Day 22 of 90 Days of DevOps Challenge: containerizing SpringBoot and Python App


Yesterday, I explored how to dockerize web applications, learned the purpose of Dockerfiles, and understood how Docker images help in building portable, lightweight containers for any environment. It was quite exciting to see my app up and running inside a container!
Today’s sneak peek was even more hands-on I focused on Dockerizing Java Spring Boot and Python Flask applications. Here's a quick walkthrough of what I did:
Dockerizing Java Spring Boot Application
Spring Boot applications are typically packaged as .jar
files, and we can run them using the java -jar
command. When a Spring Boot app runs, it spins up an embedded Tomcat server (usually on port 8080
).
Dockerfile for Spring Boot App:
FROM openjdk:17
MAINTAINER ZerotoRoot
COPY target/app.jar /usr/app/
WORKDIR /usr/app/
EXPOSE 8080
ENTRYPOINT ["java", "-jar", "app.jar"]
Steps to Dockerize:
# Clone the Git repo
$ git clone https://github.com/ashokitschool/spring-boot-docker-app.git
$ cd spring-boot-docker-app
# Build the jar file using Maven
$ mvn clean package
# Build Docker image
$ docker build -t sb-app .
# Run Docker container
$ docker run -d -p 8080:8080 sb-app
# Check container logs
$ docker logs <container-id>
Access your Spring Boot application at: http://localhost:8080/
(or host VM IP with port 8080)
Dockerizing Python Flask Application
Unlike Java, Python apps don’t require any build tools. You can run them directly using:
python app.py
Flask is a micro web framework in Python used to create REST APIs. All dependencies are typically listed in a requirements.txt
file.
Dockerfile for Python Flask App:
FROM python:3.6
MAINTAINER ZerotoRoot
COPY . /usr/app/
WORKDIR /usr/app/
RUN pip install -r requirements.txt
EXPOSE 5000
ENTRYPOINT ["python", "app.py"]
Steps to Dockerize:
# Clone the Git repo
$ git clone https://github.com/ashokitschool/python-flask-docker-app.git
$ cd python-flask-docker-app
# Build Docker image
$ docker build -t flask-app .
# Run Docker container
$ docker run -d -p 5000:5000 flask-app
# Check running containers
$ docker ps
Note: Ensure port 5000 is allowed in your cloud VM’s inbound rules.

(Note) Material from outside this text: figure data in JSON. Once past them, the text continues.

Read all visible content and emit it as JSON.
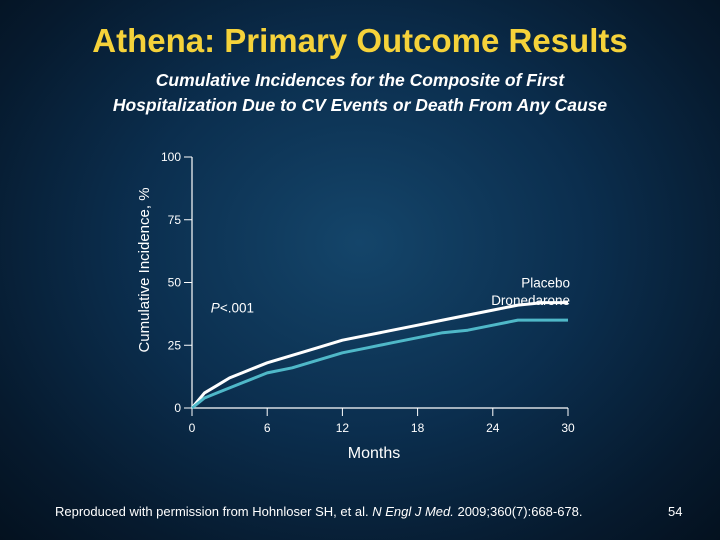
{
  "slide": {
    "title": "Athena: Primary Outcome Results",
    "subtitle_line1": "Cumulative Incidences for the Composite of First",
    "subtitle_line2": "Hospitalization Due to CV Events or Death From Any Cause",
    "citation_prefix": "Reproduced with permission from Hohnloser SH, et al. ",
    "citation_journal": "N Engl J Med.",
    "citation_suffix": " 2009;360(7):668-678.",
    "page_number": "54"
  },
  "colors": {
    "title": "#f5d23a",
    "text": "#ffffff",
    "placebo": "#ffffff",
    "dronedarone": "#4fb8c8"
  },
  "chart_data": {
    "type": "line",
    "title": "",
    "xlabel": "Months",
    "ylabel": "Cumulative Incidence, %",
    "xlim": [
      0,
      30
    ],
    "ylim": [
      0,
      100
    ],
    "xticks": [
      0,
      6,
      12,
      18,
      24,
      30
    ],
    "yticks": [
      0,
      25,
      50,
      75,
      100
    ],
    "grid": false,
    "annotations": [
      {
        "text_italic": "P",
        "text": "<.001",
        "x": 1.5,
        "y": 38
      }
    ],
    "series": [
      {
        "name": "Placebo",
        "color": "#ffffff",
        "x": [
          0,
          1,
          2,
          3,
          4,
          5,
          6,
          8,
          10,
          12,
          14,
          16,
          18,
          20,
          22,
          24,
          26,
          28,
          30
        ],
        "y": [
          0,
          6,
          9,
          12,
          14,
          16,
          18,
          21,
          24,
          27,
          29,
          31,
          33,
          35,
          37,
          39,
          41,
          42,
          42
        ]
      },
      {
        "name": "Dronedarone",
        "color": "#4fb8c8",
        "x": [
          0,
          1,
          2,
          3,
          4,
          5,
          6,
          8,
          10,
          12,
          14,
          16,
          18,
          20,
          22,
          24,
          26,
          28,
          30
        ],
        "y": [
          0,
          4,
          6,
          8,
          10,
          12,
          14,
          16,
          19,
          22,
          24,
          26,
          28,
          30,
          31,
          33,
          35,
          35,
          35
        ]
      }
    ]
  }
}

Access flask app using: http://<public-ip>:5000/
Final Thoughts
Today was all about hands-on Docker practice. From compiling a Spring Boot app into a .jar
, building its Docker image, and launching it, to setting up a lightweight Python Flask API I learned how Docker makes development and deployment so much smoother!
Excited for what tomorrow brings in this DevOps journey!